People vary in their ability to detect the pitch of a sound. For example, in tuning a guitar, some are able to distinguish easily between two notes of similar pitch while others can't hear the difference. A more objective measure than pitch is in terms of frequency, measured in hertz (Hz).
The frequency of any vibration is defined as the number of complete vibrations made each second:
The frequency (in hertz) is equal to the number of vibrations per second
Sometimes a complete vibration is referred to as a cycle, so the frequency (in hertz) is also equal to the number of cycles per second.
You can picture one vibration or cycle of the speaker cone being completed as it starts from its most forward position, moves backwards, and then moves forwards to return to its original position.
The frequency value not only specifies the number of complete vibrations made by the source each second, but also the number of regions of high (or low) density produced in the medium each second. In other words, it gives the frequency of the actual sound.
High pitch corresponds to high frequency, low pitch to low frequency. There is a whole spectrum of sounds arranged along the frequency axis.

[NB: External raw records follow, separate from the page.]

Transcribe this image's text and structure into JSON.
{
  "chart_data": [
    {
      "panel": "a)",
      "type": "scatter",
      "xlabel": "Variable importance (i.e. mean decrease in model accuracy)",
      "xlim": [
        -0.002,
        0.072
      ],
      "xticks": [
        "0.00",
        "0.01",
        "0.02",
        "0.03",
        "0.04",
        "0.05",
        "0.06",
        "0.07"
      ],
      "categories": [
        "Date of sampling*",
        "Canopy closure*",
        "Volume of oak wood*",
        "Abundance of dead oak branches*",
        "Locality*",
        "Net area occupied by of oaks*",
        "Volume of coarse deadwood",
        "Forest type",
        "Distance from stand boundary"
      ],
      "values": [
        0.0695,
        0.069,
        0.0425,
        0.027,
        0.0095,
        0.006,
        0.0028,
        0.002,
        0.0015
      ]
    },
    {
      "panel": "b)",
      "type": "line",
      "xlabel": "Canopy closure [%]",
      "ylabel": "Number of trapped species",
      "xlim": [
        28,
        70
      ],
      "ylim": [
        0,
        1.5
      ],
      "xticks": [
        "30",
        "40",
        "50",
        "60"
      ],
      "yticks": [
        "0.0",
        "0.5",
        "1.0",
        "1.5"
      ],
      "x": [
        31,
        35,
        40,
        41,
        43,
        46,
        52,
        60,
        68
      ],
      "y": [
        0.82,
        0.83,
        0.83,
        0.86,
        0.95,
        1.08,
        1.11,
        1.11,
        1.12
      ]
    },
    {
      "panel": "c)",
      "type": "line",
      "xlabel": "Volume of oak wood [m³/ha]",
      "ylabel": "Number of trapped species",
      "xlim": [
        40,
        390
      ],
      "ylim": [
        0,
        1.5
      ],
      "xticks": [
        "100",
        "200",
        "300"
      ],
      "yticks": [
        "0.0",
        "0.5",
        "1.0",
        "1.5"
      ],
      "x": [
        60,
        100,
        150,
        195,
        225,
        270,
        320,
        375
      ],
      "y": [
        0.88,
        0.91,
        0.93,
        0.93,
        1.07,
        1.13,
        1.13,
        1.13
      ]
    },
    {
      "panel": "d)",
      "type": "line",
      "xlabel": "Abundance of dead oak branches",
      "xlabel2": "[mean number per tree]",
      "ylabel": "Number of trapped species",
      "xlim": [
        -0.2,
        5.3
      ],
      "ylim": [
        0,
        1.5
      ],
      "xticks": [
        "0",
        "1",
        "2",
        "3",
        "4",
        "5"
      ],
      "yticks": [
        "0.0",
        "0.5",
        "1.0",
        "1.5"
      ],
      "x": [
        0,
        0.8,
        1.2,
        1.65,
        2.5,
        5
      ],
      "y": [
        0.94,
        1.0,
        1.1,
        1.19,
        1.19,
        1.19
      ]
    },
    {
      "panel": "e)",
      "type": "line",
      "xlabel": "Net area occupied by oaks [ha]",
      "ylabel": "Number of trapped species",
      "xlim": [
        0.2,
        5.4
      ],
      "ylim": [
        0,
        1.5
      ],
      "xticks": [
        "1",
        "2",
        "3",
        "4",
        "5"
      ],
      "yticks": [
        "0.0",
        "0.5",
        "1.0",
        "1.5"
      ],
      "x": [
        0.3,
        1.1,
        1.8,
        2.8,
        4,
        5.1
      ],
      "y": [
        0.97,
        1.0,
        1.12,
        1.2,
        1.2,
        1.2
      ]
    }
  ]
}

Quite often the numbers get large, and the frequency is referred to in terms of kilohertz (kHz): 1000 hertz = 1 kilohertz.
For example, a hi-fi loudspeaker might have a range of 20 hertz to 20 kilohertz and so be capable of producing sounds over our whole range of hearing.
In 1939 musicians moved to an agreement on standard pitch. Middle C (called that because it is a note around the middle of the piano keyboard) is 256 hertz and concert A (the note the orchestra tunes to before the show begins) is 440 hertz.
The frequency doubles for every octave upwards.